On Wed, Feb 17, 2016 at 12:24 PM Shixiong(Ryan) Zhu 
wrote:

> `onApplicationEnd` is posted when SparkContext is stopping, and you cannot
> submit any job to a stopping SparkContext. In general, SparkListener is
> used to monitor the job progress and collect job information, an you should
> not submit jobs there. Why not submit your jobs in the main thread?
>
> On Wed, Feb 17, 2016 at 7:11 AM, Sumona Routh  wrote:
>
>> Can anyone provide some insight into the flow of SparkListeners,
>> specifically onApplicationEnd? I'm having issues with the SparkContext
>> being stopped before my final processing can complete.
>>
>> Thanks!
>> Sumona
>>
>> On Mon, Feb 15, 2016 at 8:59 AM Sumona Routh  wrote:
>>
>>> Hi there,
>>> I am trying to implement a listener that performs as a post-processor
>>> which stores data about what was processed or erred. With this, I use an
>>> RDD that may or may not change during the course of the application.
>>>
>>> My thought was to use onApplicationEnd and then saveToCassandra call to
>>> persist this.
>>>
>>> From what I've gathered in my experiments,  onApplicationEnd  doesn't
>>> get called until sparkContext.stop() is called. If I don't call stop in my
>>> code, the listener won't be called. This works fine on my local tests -
>>> stop gets called, the listener is called and then persisted to the db, and
>>> everything works fine. However when I run this on our server,  the code in
>>> onApplicationEnd throws the following exception:
>>>
>>> Task serialization failed: java.lang.IllegalStateException: Cannot call
>>> methods on a stopped SparkContext
>>>
>>> What's the best way to resolve this? I can think of creating a new
>>> SparkContext in the listener (I think I have to turn on allowing multiple
>>> contexts, in case I try to create one before the other one is stopped). It
>>> seems odd but might be doable. Additionally, what if I were to simply add
>>> the code into my job in some sort of procedural block: doJob,
>>> doPostProcessing, does that guarantee postProcessing will occur after the
>>> other?
>>>
>>> We are currently using Spark 1.2 standalone at the moment.
>>>
>>> Please let me know if you require more details. Thanks for the
>>> assistance!
>>> Sumona
>>>
>>>
>


Re: SparkListener onApplicationEnd processing an RDD throws exception because of stopped SparkContext

2016-02-17 Thread Shixiong(Ryan) Zhu
`onApplicationEnd` is posted when SparkContext is stopping, and you cannot
submit any job to a stopping SparkContext. In general, SparkListener is
used to monitor the job progress and collect job information, an you should
not submit jobs there. Why not submit your jobs in the main thread?

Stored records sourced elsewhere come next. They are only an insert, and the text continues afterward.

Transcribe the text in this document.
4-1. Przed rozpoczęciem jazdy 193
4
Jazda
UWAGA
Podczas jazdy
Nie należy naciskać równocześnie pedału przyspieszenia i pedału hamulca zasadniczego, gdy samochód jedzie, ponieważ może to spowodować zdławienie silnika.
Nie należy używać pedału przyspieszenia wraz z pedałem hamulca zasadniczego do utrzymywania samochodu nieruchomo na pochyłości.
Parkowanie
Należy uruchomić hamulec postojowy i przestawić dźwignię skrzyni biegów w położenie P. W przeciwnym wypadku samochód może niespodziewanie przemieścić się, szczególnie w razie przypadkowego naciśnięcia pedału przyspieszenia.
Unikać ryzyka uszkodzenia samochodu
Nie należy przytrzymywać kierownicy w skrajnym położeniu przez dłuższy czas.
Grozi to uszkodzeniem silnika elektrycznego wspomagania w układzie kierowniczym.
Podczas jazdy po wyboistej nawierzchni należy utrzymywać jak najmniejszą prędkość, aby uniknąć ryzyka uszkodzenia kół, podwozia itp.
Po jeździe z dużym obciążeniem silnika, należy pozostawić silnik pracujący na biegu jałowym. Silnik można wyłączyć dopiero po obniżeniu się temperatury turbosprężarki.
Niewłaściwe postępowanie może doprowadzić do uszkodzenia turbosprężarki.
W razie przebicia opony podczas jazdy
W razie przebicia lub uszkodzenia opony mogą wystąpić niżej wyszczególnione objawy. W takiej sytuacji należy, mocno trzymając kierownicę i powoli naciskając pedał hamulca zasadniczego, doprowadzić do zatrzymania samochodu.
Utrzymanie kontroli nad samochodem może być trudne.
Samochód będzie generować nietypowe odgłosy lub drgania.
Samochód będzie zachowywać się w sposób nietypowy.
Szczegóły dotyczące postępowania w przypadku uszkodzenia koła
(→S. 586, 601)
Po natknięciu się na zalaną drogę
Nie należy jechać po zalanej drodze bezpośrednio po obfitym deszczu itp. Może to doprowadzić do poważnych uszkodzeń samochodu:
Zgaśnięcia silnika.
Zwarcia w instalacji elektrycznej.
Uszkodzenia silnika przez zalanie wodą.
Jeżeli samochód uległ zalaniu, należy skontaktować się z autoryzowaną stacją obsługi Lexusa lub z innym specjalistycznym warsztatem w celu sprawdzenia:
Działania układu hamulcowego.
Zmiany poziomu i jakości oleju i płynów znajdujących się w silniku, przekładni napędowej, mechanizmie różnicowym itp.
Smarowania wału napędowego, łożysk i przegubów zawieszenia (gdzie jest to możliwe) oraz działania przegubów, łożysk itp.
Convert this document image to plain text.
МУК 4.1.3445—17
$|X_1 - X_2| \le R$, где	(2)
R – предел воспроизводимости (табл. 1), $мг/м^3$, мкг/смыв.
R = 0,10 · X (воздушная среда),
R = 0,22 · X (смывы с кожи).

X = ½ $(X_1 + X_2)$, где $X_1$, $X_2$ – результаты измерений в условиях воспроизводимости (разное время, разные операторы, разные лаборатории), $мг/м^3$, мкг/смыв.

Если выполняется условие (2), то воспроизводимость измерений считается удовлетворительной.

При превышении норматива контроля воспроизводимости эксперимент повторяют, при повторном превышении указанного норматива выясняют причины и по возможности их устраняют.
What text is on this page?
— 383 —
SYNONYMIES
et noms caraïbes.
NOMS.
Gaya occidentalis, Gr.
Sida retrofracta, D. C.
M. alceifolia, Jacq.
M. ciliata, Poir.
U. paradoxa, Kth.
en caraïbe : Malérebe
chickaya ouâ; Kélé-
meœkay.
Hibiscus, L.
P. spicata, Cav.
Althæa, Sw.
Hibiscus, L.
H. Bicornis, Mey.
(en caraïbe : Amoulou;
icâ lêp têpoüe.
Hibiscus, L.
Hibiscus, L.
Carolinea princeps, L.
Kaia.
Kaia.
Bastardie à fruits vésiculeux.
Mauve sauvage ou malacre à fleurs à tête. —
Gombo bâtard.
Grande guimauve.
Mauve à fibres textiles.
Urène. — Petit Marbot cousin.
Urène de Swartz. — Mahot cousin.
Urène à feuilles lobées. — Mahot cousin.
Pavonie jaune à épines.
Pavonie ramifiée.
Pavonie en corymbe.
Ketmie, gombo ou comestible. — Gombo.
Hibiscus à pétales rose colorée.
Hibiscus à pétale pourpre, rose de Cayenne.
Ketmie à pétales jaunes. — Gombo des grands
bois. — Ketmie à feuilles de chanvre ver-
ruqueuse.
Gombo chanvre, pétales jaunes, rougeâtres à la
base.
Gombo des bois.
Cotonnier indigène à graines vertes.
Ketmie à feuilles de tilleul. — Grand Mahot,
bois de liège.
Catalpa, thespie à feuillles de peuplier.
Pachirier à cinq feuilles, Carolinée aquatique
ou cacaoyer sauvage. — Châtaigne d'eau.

On Wed, Feb 17, 2016 at 7:11 AM, Sumona Routh  wrote:

> Can anyone provide some insight into the flow of SparkListeners,
> specifically onApplicationEnd? I'm having issues with the SparkContext
> being stopped before my final processing can complete.
>
> Thanks!
> Sumona
>
> On Mon, Feb 15, 2016 at 8:59 AM Sumona Routh  wrote:
>
>> Hi there,
>> I am trying to implement a listener that performs as a post-processor
>> which stores data about what was processed or erred. With this, I use an
>> RDD that may or may not change during the course of the application.
>>
>> My thought was to use onApplicationEnd and then saveToCassandra call to
>> persist this.
>>
>> From what I've gathered in my experiments,  onApplicationEnd  doesn't get
>> called until sparkContext.stop() is called. If I don't call stop in my
>> code, the listener won't be called. This works fine on my local tests -
>> stop gets called, the listener is called and then persisted to the db, and
>> everything works fine. However when I run this on our server,  the code in
>> onApplicationEnd throws the following exception:
>>
>> Task serialization failed: java.lang.IllegalStateException: Cannot call
>> methods on a stopped SparkContext
>>
>> What's the best way to resolve this? I can think of creating a new
>> SparkContext in the listener (I think I have to turn on allowing multiple
>> contexts, in case I try to create one before the other one is stopped). It
>> seems odd but might be doable. Additionally, what if I were to simply add
>> the code into my job in some sort of procedural block: doJob,
>> doPostProcessing, does that guarantee postProcessing will occur after the
>> other?
>>
>> We are currently using Spark 1.2 standalone at the moment.
>>
>> Please let me know if you require more details. Thanks for the assistance!
>> Sumona
>>
>>


Re: SparkListener onApplicationEnd processing an RDD throws exception because of stopped SparkContext

2016-02-17 Thread Sumona Routh
Can anyone provide some insight into the flow of SparkListeners,
specifically onApplicationEnd? I'm having issues with the SparkContext
being stopped before my final processing can complete.

Thanks!
Sumona

On Mon, Feb 15, 2016 at 8:59 AM Sumona Routh  wrote:

> Hi there,
> I am trying to implement a listener that performs as a post-processor
> which stores data about what was processed or erred. With this, I use an
> RDD that may or may not change during the course of the application.
>
> My thought was to use onApplicationEnd and then saveToCassandra call to
> persist this.
>
> From what I've gathered in my experiments,  onApplicationEnd  doesn't get
> called until sparkContext.stop() is called. If I don't call stop in my
> code, the listener won't be called. This works fine on my local tests -
> stop gets called, the listener is called and then persisted to the db, and
> everything works fine. However when I run this on our server,  the code in
> onApplicationEnd throws the following exception:
>
> Task serialization failed: java.lang.IllegalStateException: Cannot call
> methods on a stopped SparkContext
>
> What's the best way to resolve this? I can think of creating a new
> SparkContext in the listener (I think I have to turn on allowing multiple
> contexts, in case I try to create one before the other one is stopped). It
> seems odd but might be doable. Additionally, what if I were to simply add
> the code into my job in some sort of procedural block: doJob,
> doPostProcessing, does that guarantee postProcessing will occur after the
> other?
>
> We are currently using Spark 1.2 standalone at the moment.
>
> Please let me know if you require more details. Thanks for the assistance!
> Sumona
>
>


SparkListener onApplicationEnd processing an RDD throws exception because of stopped SparkContext

2016-02-15 Thread Sumona Routh
Hi there,
I am trying to implement a listener that performs as a post-processor which
stores data about what was processed or erred. With this, I use an RDD that
may or may not change during the course of the application.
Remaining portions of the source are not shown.